De kunst van het dagdromen (2007)

Het is al weer meer dan tien jaar geleden dat ik de Nederlandse Vereniging van Dagdromers oprichtte.Wanneer iemand zich toen als lid aanmeldde, stuurde ik een leeg A4tje terug. Dat zei genoeg, vond ik. Schilderen, tekenen of een beeld maken: het kondigt altijd het einde aan van een dagdroom. Het lege velletje staat vol en je hoopt dat de kijker het zo leeg kan maken dat er iets van een dagdroom op past. Zo zit dat en je moet daar rekening mee houden. Je laat als kunstenaar zien wat tussen je oren zit, wat niet zonder gevaar is, want heb je wel iets te zeggen en ben je eigenlijk interessant genoeg? De omgeving wordt op die manier een spiegel waarin je net zo vaak kunt kijken als je maar wilt, tot je jezelf niet meer herkent. Er kan ook een flinke portie wanhoop voor je klaarliggen. “Waarom zie ik het niet?”, denk je dan en je hoopt op tijden van ware verlichting. ‘Bezig zijn’ betekent dan vechten en wachten op de loutering van de overwinning. Ligt de erkenning binnen bereik, is het even volhouden en dan een moment van rust op je lauweren. Je hebt de deur naar jouw virtuele wereld even opengezet en er zijn wat mensen naar binnen gewandeld. “Is er hoop?” Toch stopt het hier niet, want anders zou je als kunstenaar geen leven hebben. Er is niets leukers dan nieuwe dingen te maken in je eigen wereld – een beetje draaien in je eigen hete soep. Misschien heeft het ook wel met nestdrang te maken en een plekje voor de geboorte van je eigen geesteskinderen, ze grootbrengen, volwassen laten worden, uitvliegen en vervolgens weer nieuwe kleintjes baren. Toch blijkt het altijd een lastige kindertijd: het aantal abortussen is schrikbarend en de puberteit liegt er ook niet om. Maar het is oké als je later in het fotoboek of je portofolio kijkt en er een goed gevoel bij hebt. Je moet als kunstenaar vaak ook rekening houden met een lege portemonnee.
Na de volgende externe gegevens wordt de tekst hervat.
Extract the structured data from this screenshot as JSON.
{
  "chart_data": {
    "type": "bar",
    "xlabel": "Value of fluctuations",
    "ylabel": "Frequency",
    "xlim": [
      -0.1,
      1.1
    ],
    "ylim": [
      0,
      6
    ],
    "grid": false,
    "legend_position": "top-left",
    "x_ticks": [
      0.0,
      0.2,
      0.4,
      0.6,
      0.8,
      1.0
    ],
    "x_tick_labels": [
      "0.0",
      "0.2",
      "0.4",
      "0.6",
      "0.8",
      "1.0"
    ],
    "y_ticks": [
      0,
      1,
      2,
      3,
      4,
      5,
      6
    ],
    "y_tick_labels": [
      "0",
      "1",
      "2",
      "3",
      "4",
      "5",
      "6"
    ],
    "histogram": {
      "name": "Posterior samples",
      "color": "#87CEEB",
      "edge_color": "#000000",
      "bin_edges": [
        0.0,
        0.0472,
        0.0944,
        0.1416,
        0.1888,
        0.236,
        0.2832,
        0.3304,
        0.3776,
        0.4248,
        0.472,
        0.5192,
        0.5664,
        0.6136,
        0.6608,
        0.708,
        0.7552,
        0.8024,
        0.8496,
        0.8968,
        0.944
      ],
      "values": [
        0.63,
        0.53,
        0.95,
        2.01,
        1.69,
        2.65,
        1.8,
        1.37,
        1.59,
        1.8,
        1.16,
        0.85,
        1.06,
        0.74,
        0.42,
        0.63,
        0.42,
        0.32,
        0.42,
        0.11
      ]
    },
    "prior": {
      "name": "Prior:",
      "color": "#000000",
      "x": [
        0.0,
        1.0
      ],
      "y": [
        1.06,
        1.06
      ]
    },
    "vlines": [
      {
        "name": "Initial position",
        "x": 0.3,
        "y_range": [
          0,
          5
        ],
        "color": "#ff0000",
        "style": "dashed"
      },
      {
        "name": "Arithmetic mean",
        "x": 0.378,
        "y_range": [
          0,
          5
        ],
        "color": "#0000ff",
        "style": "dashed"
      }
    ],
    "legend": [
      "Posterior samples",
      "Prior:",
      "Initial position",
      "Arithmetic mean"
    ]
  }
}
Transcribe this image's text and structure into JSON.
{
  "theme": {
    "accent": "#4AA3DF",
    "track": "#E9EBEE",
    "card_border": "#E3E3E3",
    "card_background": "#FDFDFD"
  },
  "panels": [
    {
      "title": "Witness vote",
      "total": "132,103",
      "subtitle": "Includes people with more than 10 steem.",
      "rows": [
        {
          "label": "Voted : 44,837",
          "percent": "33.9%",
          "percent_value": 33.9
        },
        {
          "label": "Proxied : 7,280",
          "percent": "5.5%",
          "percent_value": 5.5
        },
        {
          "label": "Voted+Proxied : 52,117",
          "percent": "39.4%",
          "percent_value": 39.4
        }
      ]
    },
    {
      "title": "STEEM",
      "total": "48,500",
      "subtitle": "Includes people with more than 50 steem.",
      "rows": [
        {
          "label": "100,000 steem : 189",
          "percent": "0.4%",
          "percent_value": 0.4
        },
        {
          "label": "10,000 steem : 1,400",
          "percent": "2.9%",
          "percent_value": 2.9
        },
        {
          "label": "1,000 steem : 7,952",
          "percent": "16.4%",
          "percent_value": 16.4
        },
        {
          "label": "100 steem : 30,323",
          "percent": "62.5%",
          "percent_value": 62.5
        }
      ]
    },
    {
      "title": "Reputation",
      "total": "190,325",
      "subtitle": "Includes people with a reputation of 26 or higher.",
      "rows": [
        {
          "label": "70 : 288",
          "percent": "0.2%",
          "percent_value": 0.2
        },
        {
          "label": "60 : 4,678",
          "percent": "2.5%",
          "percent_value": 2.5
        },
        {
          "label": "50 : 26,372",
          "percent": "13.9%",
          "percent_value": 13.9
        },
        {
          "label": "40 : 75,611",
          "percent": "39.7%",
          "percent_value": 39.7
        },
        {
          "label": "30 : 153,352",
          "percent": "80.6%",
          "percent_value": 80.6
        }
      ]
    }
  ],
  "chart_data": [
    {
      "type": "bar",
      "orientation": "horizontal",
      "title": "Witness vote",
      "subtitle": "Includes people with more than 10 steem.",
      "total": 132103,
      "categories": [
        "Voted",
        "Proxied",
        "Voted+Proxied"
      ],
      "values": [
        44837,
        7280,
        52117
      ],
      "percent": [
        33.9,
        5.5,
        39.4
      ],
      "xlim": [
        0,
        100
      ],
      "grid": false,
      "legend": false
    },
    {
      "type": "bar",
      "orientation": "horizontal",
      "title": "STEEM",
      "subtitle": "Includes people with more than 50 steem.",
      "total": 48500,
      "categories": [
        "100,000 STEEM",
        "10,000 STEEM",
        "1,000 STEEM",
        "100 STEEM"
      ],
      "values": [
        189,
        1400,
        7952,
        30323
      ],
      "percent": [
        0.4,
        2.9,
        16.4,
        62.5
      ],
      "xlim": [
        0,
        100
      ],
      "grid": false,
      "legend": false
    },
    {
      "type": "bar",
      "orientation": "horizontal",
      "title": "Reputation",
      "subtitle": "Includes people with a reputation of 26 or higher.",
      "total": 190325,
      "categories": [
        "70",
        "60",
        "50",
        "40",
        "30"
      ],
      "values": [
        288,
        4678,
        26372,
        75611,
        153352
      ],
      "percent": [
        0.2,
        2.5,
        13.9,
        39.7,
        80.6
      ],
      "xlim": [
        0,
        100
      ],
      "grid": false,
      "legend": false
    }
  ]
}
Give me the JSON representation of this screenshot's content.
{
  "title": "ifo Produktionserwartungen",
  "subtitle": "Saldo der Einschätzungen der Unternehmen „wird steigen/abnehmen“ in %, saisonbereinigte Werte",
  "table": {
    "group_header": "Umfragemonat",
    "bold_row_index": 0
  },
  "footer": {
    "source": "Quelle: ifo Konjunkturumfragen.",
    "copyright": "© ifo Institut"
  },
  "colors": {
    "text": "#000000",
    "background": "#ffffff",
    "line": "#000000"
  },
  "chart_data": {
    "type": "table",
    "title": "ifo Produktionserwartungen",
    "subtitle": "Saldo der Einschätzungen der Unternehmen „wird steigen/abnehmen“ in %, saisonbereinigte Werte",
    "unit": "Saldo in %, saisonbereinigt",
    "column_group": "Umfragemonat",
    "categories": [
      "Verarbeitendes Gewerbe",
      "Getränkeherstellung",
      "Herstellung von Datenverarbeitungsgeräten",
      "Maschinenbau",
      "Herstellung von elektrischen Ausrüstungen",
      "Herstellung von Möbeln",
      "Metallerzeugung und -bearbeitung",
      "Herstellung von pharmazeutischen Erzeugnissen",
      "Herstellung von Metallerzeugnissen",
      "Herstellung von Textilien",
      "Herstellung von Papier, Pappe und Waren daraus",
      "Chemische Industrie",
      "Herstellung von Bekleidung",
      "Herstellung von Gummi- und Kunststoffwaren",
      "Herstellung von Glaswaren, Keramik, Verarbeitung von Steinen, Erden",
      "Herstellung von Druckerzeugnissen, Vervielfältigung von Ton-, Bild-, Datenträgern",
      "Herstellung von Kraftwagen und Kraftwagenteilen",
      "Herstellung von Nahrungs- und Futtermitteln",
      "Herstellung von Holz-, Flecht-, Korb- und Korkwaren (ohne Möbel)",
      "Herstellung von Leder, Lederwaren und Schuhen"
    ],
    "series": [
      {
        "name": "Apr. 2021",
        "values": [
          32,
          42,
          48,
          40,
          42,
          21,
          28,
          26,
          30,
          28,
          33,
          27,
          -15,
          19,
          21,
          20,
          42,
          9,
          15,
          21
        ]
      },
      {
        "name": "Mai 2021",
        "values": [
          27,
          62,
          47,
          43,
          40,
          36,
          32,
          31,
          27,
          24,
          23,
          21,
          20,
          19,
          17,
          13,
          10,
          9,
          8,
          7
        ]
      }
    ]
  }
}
Dat is voor mij een schrikbarende gedachte. Het houdt je vaak een tijd in de marge van de samenleving. Men noemt het een goede voedingsbodem voor nieuwe ideeën, maar de wereldse welvaart gaat aan je neus voorbij. Over die nieuwe ideeën is altijd veel te doen. Ik hou het er maar op bij mezelf te blijven en anders te zijn. Want wat moet je nou? Het is mijn wereld en mijn dagdroom en niet die van een ander. Als ik ‘s morgens opsta, wil ik mezelf herkennen in de spiegel. Maar dan gebeurt toch gewoon weer wat ik verwachtte: ik sta te dagdromen.